1. Can you summarize? You don’t seem to address anything I said.
2. This is not addressing the point either. My comment was about the entire genome and the entire morphology, not about genes. It is only saying that whatever classification done on the basis of the genome is bound to match another classification done on the basis of morphology because the two are 100% correlated. For instance, a human gene, can only be found in humans with human genes and human morphology. Causation or not, it doesn’t matter.
Very funny. I take it you’re speechless. It’s OK. Go think about it, ask your coreigionists, and see if you can come up with something remotely plausible and logical.
Not expecting nonlin.org to be convinced, of course. I’m happy to let any lurkers who have seen our exchanges, and the very cogent comments of others, draw their own conclusions.
Seems you’re not getting any support here, Joe Felsenstein.
One more thing: Common descent is the ultimate redundant assumption.

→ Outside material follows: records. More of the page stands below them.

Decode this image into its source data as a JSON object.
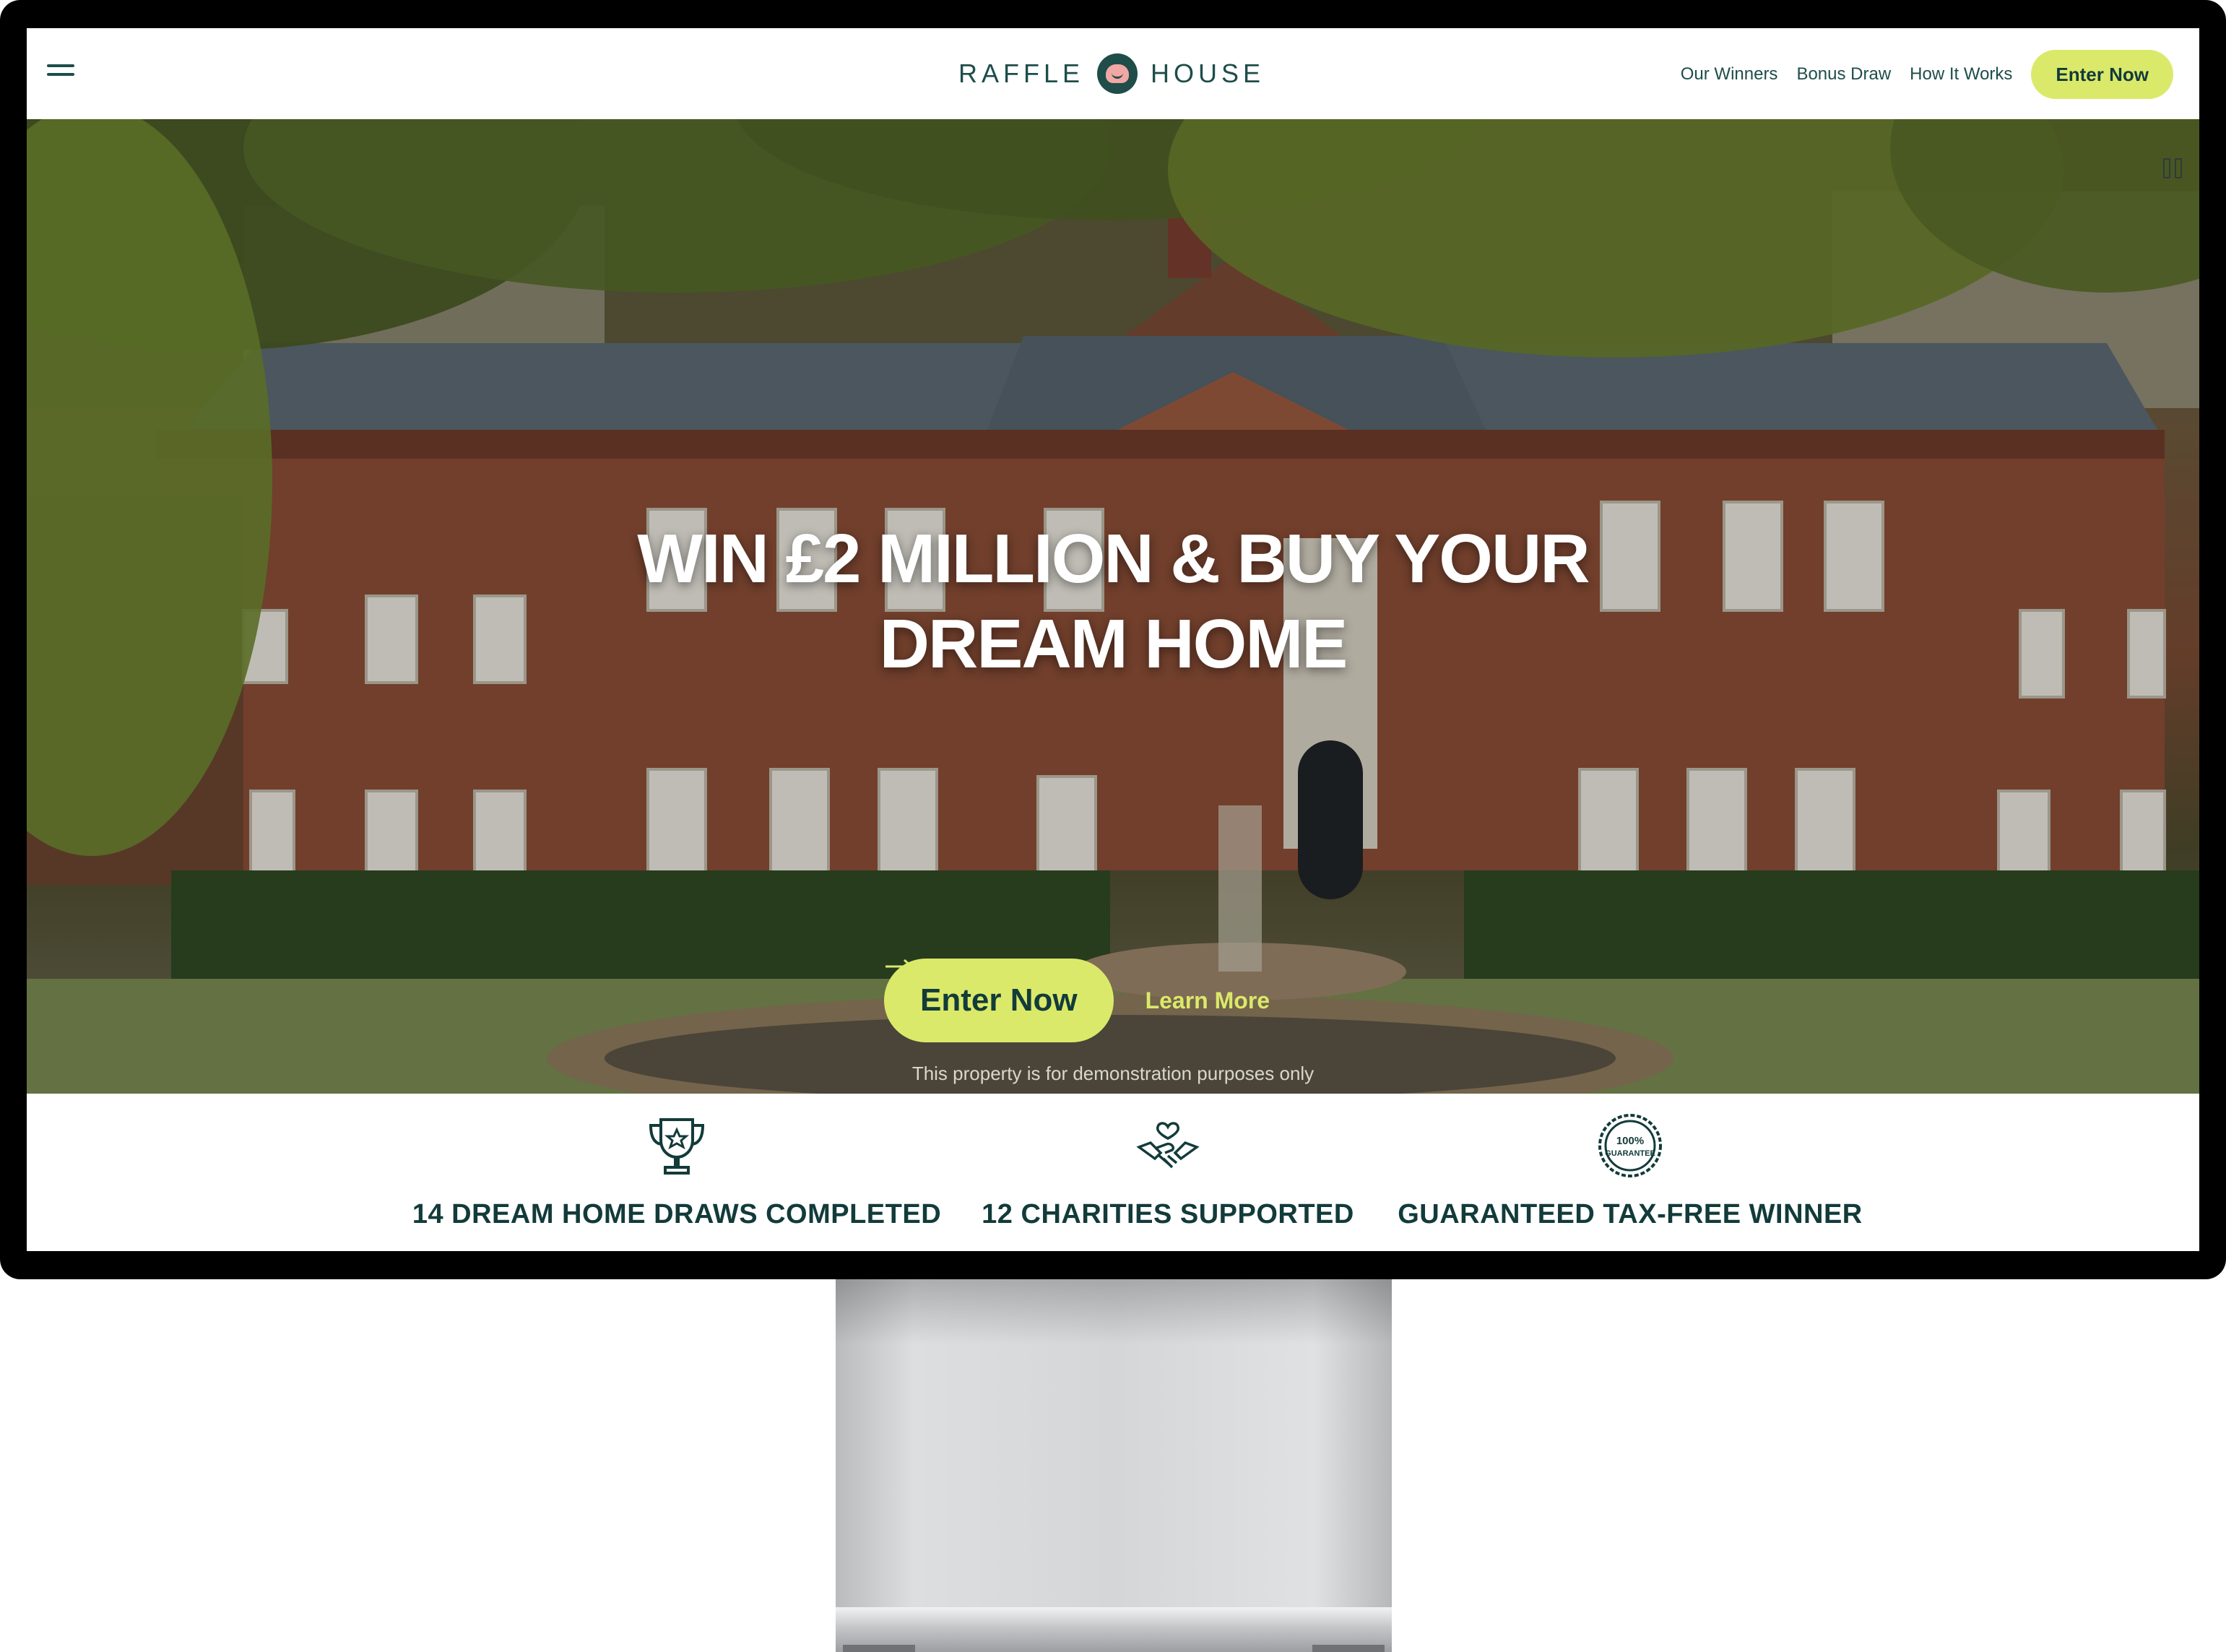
{
  "nav": {
    "brand_left": "RAFFLE",
    "brand_right": "HOUSE",
    "links": [
      "Our Winners",
      "Bonus Draw",
      "How It Works"
    ],
    "cta": "Enter Now"
  },
  "hero": {
    "title_line1": "WIN £2 MILLION & BUY YOUR",
    "title_line2": "DREAM HOME",
    "cta": "Enter Now",
    "learn_more": "Learn More",
    "disclaimer": "This property is for demonstration purposes only"
  },
  "stats": [
    {
      "label": "14 DREAM HOME DRAWS COMPLETED",
      "icon": "trophy-icon"
    },
    {
      "label": "12 CHARITIES SUPPORTED",
      "icon": "handshake-heart-icon"
    },
    {
      "label": "GUARANTEED TAX-FREE WINNER",
      "icon": "guarantee-badge-icon"
    }
  ],
  "badge_text": "100% GUARANTEE",
  "colors": {
    "brand_dark": "#1e4d4a",
    "accent_lime": "#dbe96a",
    "text_dark": "#123b3a"
  }
}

Think about it, we’re still using the basic Linnaean taxonomy complete with his hierarchy because it worked in 1758 as well as today. Yet we all know he had no need – as we don’t – for the “common descent” hypothesis that came 100 years later anyway. Furthermore, taxonomy is based on OBSERVABLE ‘shared characteristics’, not on the imagined but NEVER OBSERVED “common descent”.
This brings back Carl Sagan’s funny definition of life: “a system capable of evolution by natural selection”:
Astronaut: “Houston, we found something that looks like life”
Houston: “Well, is it capable of evolution by natural selection”
Astronaut: “How would I check that? Let me ask it.”